Jesus, her parents are way beyond intense. It makes me feel even shittier for the stuff my friends put her through. Not only did she have to suffer through them teasing her, but she had to go home and deal with her parents.

She types a response, thanking Ari at least ten times before she switches to another thread.

Wynter: A new band I found that I think you’ll love. It’s not mix music or anything, but it’s got a good beat to it. Cheer up, girly. We’ve all got your back. Always and forever.

I feel the slightest bit jealous of Luna and her friends and how much they seem to care about each other. Mine have been giving me nothing but shit for getting put on academic probation. I couldn’t even imagine telling them about my other problems.

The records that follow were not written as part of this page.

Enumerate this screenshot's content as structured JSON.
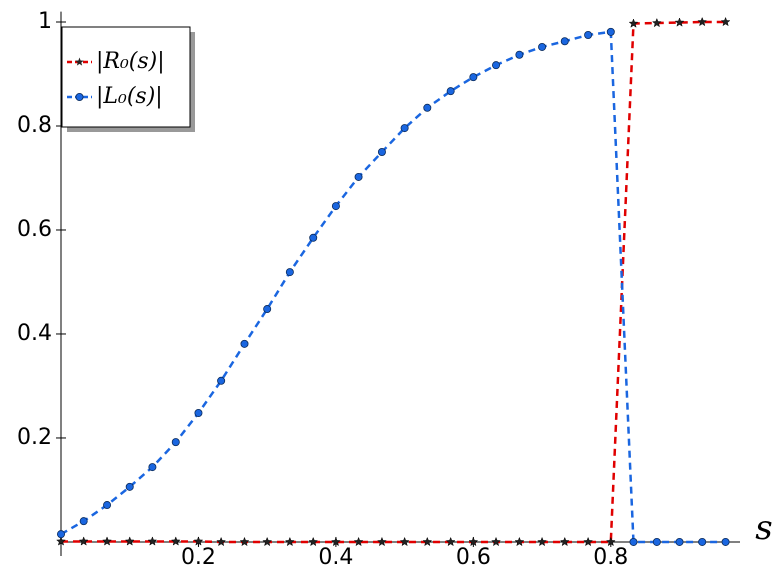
{
  "chart_data": {
    "type": "line",
    "x": [
      0,
      0.033,
      0.067,
      0.1,
      0.133,
      0.167,
      0.2,
      0.233,
      0.267,
      0.3,
      0.333,
      0.367,
      0.4,
      0.433,
      0.467,
      0.5,
      0.533,
      0.567,
      0.6,
      0.633,
      0.667,
      0.7,
      0.733,
      0.767,
      0.8,
      0.833,
      0.867,
      0.9,
      0.933,
      0.967
    ],
    "series": [
      {
        "name": "|R₀(s)|",
        "color": "#e00000",
        "marker": "star",
        "values": [
          0.001,
          0.001,
          0.001,
          0.001,
          0.001,
          0.001,
          0.001,
          0,
          0,
          0,
          0,
          0,
          0,
          0,
          0,
          0,
          0,
          0,
          0,
          0,
          0,
          0,
          0,
          0,
          0,
          0.997,
          0.998,
          0.999,
          1,
          1
        ]
      },
      {
        "name": "|L₀(s)|",
        "color": "#1a66e0",
        "marker": "circle",
        "values": [
          0.015,
          0.04,
          0.071,
          0.106,
          0.144,
          0.192,
          0.248,
          0.31,
          0.381,
          0.448,
          0.519,
          0.585,
          0.646,
          0.702,
          0.75,
          0.796,
          0.835,
          0.867,
          0.894,
          0.917,
          0.937,
          0.952,
          0.963,
          0.975,
          0.981,
          0,
          0,
          0,
          0,
          0
        ]
      }
    ],
    "x_label": "s",
    "xlim": [
      0,
      0.988
    ],
    "ylim": [
      -0.027,
      1.02
    ],
    "xticks": [
      0.2,
      0.4,
      0.6,
      0.8
    ],
    "yticks": [
      0.2,
      0.4,
      0.6,
      0.8,
      1
    ],
    "legend": "upper-left"
  }
}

Luna clicks on an audio file titled “There’s No ‘I’ In Team” by Taking Back Sunday, and a song blasts through the speaker of her phone. She casts a panicked glance around the empty room then at me.

“Is it okay if I listen to this?” she asks. “Because I can turn it off if it’s bothering you.”

“You’re fine. In fact, turn it up.”

She relaxes as she cranks up the music and sings along. Apparently, she already knows the song. I lean back in the chair, stretching out my legs, and tap my fingers to the beat. She smiles at me when she notices my fingers drumming against my knees, and I return her smile. It’s probably the most content I’ve felt in weeks, and part of me wishes the song would keep playing forever so the moment would never have to end.